Oracle Cloud Infrastructure Documentation

Using Encryption Keys

Find out how to use encryption keys to help secure Big Data Service.

Describes how to use customer-managed encryption keys with Big Data Service clusters, and if you're using customer-managed encryption keys, how to update encryption after rotating the key, switch to another customer-managed encryption key, or switch to Oracle-managed encryption keys.

About Encryption Key Management on Big Data Service Clusters

The Big Data Service provides the following encryption options:

  • Oracle-managed encryption keys
  • Customer-managed encryption keys

To create a Big Data Service cluster using KMS key complete the following.
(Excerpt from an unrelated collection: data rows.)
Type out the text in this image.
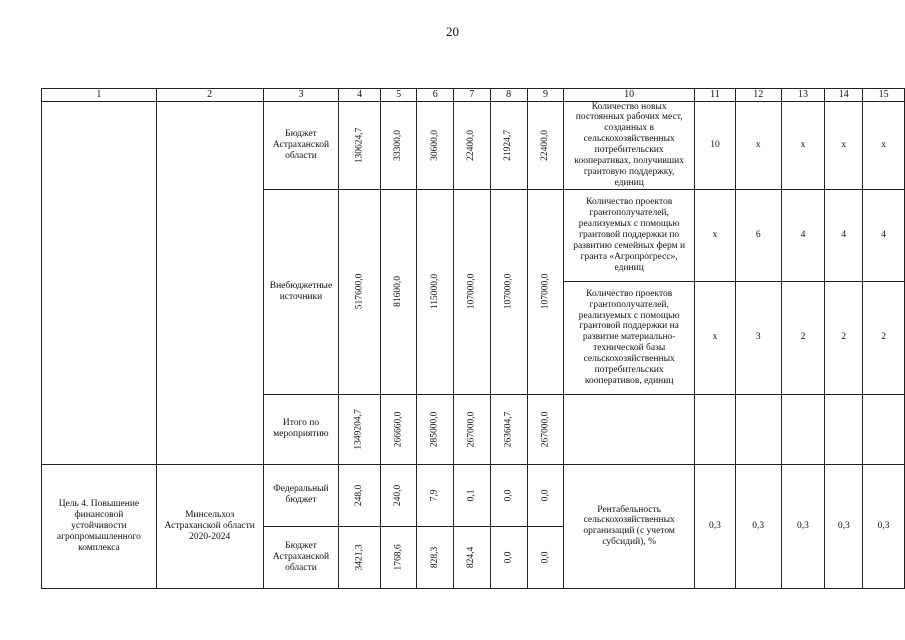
20
1	2	3	4	5	6	7	8	9	10	11	12	13	14	15
		Бюджет Астраханской области	130624,7	33300,0	30600,0	22400,0	21924,7	22400,0	Количество новых постоянных рабочих мест, созданных в сельскохозяйственных потребительских кооперативах, получивших грантовую поддержку, единиц	10	x	x	x	x
		Внебюджетные источники	517600,0	81600,0	115000,0	107000,0	107000,0	107000,0	Количество проектов грантополучателей, реализуемых с помощью грантовой поддержки по развитию семейных ферм и гранта «Агропрогресс», единиц	x	6	4	4	4
									Количество проектов грантополучателей, реализуемых с помощью грантовой поддержки на развитие материально-технической базы сельскохозяйственных потребительских кооперативов, единиц	x	3	2	2	2
		Итого по мероприятию	1349204,7	266660,0	285000,0	267000,0	263604,7	267000,0						
Цель 4. Повышение финансовой устойчивости агропромышленного комплекса	Минсельхоз Астраханской области 2020-2024	Федеральный бюджет	248,0	240,0	7,9	0,1	0,0	0,0	Рентабельность сельскохозяйственных организаций (с учетом субсидий), %	0,3	0,3	0,3	0,3	0,3
		Бюджет Астраханской области	3421,3	1768,6	828,3	824,4	0,0	0,0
  1. Create vault, and then create encryption key in the vault in your tenancy. See To create a new vault and To create a new master encryption key .
  2. Create IAM policies around KMS key. See Creating IAM Policies for Block Storage Encryption using KMS key and Creating IAM Policies for Object Storage Encryption using KMS key.
  3. Create Big Data Service cluster selecting the KMS key. See Creating a Cluster.

Oracle-Managed Encryption Keys

By default cluster use Oracle-managed encryption keys. Using Oracle-managed keys, Big Data Service creates and manages the encryption keys that protect your cluster.

Prerequisites to Use Customer-Managed Encryption Keys with Big Data Service Clusters

Perform these prerequisite steps to use customer-managed keys with Big Data Service.
  1. Create an Oracle Cloud Infrastructure Vault.
    1. Open the Oracle Cloud Infrastructure Console.
    2. Under Identity & Security, click Vault.
    3. Select an existing Vault or create a Vault.

      For more details, see the instructions for creating a vault, To create a new vault .

  2. Create a Master Encryption Key in the Vault.
    Note

    You must use these options when you create the key:
    • Key Shape: Algorithm: AES (Symmetric key used for Encrypt and Decrypt)
    • Key Shape: Length: 256 bits

    For more information, see To create a new master encryption key and Overview of Key Management.

  3. Write policy statements:
    1. In the Oracle Cloud Infrastructure Console, click Identify & Security, and then click Policies.
    2. To write policies for a dynamic group, click Create policy, and then enter a Name and a Description.
    3. Use the Policy Builder to create a policy.

    See Getting Started with Policies for more information on policies. For information on policies specific to encryption, see Creating IAM Policies for Block Storage Encryption using KMS key and Creating IAM Policies for Object Storage Encryption using KMS key.